From left: André De Shields, Impressionism; Geoffrey Rush, Exit the King; Joan Allen, Impressionism; Colin Hanks, 33 Variations; Janet McTeer, Mary Stuart; John Glover, Waiting for Godot; Lauren Ambrose, Exit the King; Marcia Gay Harden, God of Carnage; Jeremy Irons, Impressionism; Hope Davis, God of Carnage; James Gandolfini, God of Carnage; Andrea Martin, Exit the King; Steven Weber, The Philanthropist; Marsha Mason, Impressionism; Matthew Broderick, The Philanthropist; Jeff Daniels, God of Carnage; Nathan Lane, Waiting for Godot; Michael T. Weiss, Impressionism; Harriet Walter, Mary Stuart; Susan Sarandon, Exit the King; Jane Fonda, 33 Variations; Tovah Feldshuh, Irena’s Vow; David Hyde Pierce, Accent on Youth; Samantha Mathis, 33 Variations; Bill Irwin, Waiting for Godot. Photograph by Mark Seliger; styled by Christine Hahn.

Until this extraordinary season, Broadway was thought to be a graveyard for plays—apart from, of course, the usual suspects: Tom Stoppard and the Irish. However, the traditional home of multi-million-dollar mega-musicals is battling the recession with less costly dramas and comedies that in turn have attracted a phenomenal number of star performers. True, a Broadway play without at least a minor TV star in it would be like a circus without a clown. But the big names currently lighting up the marquees are the real thing.

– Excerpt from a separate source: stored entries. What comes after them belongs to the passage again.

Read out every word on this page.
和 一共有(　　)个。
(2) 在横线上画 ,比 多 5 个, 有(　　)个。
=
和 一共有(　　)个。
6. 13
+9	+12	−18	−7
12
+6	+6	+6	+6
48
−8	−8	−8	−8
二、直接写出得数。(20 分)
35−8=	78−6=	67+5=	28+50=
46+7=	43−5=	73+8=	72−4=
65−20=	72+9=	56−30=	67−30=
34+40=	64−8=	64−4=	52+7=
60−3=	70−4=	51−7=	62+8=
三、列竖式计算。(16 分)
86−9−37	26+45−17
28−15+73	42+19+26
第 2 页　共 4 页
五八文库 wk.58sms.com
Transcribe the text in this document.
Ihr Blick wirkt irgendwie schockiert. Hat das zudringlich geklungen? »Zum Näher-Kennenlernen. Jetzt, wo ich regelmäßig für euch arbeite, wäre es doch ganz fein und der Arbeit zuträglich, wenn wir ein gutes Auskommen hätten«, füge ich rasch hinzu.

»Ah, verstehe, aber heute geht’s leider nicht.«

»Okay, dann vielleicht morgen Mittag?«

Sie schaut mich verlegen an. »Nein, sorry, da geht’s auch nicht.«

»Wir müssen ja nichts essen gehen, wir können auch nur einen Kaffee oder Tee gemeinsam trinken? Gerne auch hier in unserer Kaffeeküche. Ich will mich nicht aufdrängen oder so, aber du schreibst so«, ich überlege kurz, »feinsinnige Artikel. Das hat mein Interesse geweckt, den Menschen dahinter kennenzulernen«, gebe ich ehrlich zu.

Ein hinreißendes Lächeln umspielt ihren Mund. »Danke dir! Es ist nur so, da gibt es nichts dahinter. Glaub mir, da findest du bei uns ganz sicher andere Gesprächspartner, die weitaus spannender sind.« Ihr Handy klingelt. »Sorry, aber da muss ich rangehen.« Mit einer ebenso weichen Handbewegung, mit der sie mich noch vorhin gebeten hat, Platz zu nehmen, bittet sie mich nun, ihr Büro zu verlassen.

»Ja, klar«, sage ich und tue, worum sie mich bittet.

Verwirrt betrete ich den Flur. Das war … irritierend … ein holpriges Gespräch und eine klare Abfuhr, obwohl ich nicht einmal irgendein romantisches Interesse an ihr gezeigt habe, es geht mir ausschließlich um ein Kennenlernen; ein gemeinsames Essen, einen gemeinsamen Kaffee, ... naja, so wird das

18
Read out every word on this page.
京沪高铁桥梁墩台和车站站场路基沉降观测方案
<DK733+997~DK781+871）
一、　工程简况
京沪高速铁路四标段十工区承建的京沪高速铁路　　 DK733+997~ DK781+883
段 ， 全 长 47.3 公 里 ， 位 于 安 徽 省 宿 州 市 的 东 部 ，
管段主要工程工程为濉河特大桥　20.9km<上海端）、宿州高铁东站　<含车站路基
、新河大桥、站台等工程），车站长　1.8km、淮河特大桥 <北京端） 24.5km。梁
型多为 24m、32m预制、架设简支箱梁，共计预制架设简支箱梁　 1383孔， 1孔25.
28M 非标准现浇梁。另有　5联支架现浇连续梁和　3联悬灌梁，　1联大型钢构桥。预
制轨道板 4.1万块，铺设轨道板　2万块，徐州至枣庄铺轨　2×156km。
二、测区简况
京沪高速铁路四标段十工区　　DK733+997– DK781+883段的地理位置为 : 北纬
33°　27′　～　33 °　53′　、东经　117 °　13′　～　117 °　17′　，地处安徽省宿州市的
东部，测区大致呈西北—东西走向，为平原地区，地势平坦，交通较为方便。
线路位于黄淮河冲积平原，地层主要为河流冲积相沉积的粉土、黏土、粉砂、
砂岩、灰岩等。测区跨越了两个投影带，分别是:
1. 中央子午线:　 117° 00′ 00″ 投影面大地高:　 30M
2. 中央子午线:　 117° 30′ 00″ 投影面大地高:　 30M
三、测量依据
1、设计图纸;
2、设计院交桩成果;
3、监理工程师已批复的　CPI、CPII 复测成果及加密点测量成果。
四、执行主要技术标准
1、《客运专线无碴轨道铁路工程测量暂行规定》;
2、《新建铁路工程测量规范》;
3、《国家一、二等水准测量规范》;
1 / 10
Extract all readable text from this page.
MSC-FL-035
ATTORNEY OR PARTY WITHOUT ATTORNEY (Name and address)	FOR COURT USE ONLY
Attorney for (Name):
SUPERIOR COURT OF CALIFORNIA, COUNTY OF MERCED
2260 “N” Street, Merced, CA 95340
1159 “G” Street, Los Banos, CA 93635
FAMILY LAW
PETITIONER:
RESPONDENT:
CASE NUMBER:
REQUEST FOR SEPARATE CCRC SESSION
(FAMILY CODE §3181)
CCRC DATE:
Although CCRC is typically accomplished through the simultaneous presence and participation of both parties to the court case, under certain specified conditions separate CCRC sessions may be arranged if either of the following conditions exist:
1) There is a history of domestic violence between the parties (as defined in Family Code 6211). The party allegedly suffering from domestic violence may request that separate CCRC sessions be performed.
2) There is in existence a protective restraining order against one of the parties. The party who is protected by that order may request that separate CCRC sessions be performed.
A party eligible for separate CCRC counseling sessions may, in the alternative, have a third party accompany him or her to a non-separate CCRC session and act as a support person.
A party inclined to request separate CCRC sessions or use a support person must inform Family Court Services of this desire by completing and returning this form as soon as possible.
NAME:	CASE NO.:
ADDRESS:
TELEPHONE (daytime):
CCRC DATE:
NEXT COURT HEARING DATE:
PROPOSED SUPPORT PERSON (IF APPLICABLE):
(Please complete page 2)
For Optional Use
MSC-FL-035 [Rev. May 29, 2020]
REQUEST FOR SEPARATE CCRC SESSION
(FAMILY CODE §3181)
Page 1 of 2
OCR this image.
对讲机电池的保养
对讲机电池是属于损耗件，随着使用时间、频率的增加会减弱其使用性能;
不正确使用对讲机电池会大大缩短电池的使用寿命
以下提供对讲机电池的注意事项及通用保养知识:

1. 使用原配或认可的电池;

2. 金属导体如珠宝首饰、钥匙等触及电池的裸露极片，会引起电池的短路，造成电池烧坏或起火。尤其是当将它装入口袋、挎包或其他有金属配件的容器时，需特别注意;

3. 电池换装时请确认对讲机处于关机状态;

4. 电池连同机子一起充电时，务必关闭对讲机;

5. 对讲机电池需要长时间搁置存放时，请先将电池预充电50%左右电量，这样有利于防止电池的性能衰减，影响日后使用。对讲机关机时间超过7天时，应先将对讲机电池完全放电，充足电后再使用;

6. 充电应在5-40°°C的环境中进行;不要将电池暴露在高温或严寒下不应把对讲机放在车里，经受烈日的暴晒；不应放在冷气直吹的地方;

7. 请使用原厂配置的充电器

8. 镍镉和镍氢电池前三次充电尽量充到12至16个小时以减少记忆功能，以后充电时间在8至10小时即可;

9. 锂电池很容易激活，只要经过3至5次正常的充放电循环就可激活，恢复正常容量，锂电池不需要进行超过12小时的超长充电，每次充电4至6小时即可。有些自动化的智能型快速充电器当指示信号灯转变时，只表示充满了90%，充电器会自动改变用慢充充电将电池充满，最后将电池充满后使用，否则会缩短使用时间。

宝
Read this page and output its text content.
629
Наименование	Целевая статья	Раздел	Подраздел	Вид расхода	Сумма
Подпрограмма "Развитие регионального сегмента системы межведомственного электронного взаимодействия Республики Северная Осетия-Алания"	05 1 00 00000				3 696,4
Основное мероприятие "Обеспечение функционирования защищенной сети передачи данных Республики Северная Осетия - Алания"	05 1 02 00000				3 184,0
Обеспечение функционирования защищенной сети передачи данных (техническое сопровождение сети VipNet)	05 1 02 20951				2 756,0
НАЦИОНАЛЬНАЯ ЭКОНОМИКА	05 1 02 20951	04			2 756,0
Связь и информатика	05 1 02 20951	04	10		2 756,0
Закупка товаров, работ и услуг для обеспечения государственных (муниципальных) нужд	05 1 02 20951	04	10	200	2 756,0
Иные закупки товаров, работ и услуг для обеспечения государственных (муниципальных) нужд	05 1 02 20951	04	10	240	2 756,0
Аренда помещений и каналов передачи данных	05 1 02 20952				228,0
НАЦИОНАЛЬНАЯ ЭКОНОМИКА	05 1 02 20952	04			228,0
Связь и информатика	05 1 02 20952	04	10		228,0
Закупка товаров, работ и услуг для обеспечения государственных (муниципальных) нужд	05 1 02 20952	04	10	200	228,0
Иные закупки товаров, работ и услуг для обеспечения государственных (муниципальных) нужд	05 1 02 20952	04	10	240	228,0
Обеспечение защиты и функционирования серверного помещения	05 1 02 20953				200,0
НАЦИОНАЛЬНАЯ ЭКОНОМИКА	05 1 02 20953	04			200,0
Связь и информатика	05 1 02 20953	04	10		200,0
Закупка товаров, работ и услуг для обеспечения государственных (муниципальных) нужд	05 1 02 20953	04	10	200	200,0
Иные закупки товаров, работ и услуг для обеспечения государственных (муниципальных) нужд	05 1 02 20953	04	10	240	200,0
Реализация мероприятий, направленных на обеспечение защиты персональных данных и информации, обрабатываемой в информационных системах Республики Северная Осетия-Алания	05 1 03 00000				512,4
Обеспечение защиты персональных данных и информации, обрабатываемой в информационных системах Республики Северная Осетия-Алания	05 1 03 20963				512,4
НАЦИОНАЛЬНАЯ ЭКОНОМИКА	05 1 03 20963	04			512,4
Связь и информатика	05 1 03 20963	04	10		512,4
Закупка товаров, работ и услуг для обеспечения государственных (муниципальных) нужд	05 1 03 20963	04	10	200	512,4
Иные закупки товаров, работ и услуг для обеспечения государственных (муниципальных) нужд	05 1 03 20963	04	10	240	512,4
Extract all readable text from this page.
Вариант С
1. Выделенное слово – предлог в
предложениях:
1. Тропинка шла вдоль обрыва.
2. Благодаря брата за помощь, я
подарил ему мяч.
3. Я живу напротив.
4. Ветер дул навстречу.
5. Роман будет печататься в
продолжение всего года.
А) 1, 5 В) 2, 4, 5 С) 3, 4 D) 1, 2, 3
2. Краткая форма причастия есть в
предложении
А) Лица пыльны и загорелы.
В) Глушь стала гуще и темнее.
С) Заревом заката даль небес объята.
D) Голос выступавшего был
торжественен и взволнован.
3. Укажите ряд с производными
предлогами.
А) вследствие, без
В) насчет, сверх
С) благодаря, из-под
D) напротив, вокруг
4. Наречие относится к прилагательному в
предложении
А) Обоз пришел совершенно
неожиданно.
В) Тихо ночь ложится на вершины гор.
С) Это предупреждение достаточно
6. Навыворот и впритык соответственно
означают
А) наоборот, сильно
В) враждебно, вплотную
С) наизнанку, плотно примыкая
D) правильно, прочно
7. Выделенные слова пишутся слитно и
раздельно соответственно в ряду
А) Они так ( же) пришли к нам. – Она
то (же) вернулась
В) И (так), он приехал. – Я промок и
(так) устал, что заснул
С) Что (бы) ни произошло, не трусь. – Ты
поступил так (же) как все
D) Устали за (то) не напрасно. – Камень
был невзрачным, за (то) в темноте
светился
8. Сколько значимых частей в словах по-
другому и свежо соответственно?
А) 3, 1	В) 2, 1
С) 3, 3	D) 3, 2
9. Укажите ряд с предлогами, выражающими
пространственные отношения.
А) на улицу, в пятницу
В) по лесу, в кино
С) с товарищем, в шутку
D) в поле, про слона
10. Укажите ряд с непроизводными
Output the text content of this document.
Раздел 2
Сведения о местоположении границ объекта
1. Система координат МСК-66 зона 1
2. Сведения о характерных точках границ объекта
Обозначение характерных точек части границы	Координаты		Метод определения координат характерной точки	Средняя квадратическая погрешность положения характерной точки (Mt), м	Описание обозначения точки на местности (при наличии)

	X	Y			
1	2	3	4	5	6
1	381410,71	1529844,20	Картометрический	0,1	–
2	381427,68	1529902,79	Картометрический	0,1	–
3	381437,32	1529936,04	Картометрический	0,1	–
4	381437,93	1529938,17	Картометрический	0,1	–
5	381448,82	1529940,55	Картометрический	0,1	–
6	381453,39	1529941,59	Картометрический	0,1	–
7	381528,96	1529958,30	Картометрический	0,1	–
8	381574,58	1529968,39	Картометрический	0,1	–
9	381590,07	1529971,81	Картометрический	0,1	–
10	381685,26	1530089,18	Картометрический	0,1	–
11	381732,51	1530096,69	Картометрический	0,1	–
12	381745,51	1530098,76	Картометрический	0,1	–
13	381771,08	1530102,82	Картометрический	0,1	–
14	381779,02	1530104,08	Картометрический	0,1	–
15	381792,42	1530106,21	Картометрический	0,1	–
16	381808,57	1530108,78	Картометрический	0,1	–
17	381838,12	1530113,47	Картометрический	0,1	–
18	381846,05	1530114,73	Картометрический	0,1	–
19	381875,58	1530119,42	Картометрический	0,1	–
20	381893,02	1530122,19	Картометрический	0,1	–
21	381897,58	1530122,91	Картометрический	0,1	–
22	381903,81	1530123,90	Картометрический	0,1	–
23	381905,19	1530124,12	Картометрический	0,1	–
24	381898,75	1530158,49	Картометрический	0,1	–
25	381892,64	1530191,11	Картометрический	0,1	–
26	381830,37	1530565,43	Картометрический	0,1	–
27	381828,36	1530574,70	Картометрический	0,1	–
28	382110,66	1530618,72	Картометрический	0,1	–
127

Among them: Academy Award winners Geoffrey Rush and Susan Sarandon in Eugene Ionesco’s absurdist Exit the King; the legendary two-time Oscar winner Jane Fonda, guaranteeing enthusiastic audiences for 33 Variations; and the eternally boyish Matthew Broderick, as a preening professor in Christopher Hampton’s high comedy The Philanthropist. British Tony winner Janet McTeer and Royal Shakespeare Company stalwart Harriet Walter play the competing monarchs in Friedrich Schiller’s classic Mary Stuart. Even Samuel Beckett is back on Broadway with his modernist masterpiece Waiting for Godot, starring Nathan Lane and Bill Irwin. And a perfect quartet is triumphing in Yasmina Reza’s comedy of ill manners, God of Carnage: James Gandolfini, Jeff Daniels, Hope Davis, and Marcia Gay Harden (another Oscar winner, mind you).

The starry plays have taken over the oldest established permanent floating crap game in New York! Now, if only the godfathers of Broadway would kindly bring the ticket prices down.

Award-winning journalist John Heilpern is the author of Conference of the Birds: The Story of Peter Brook in Africa.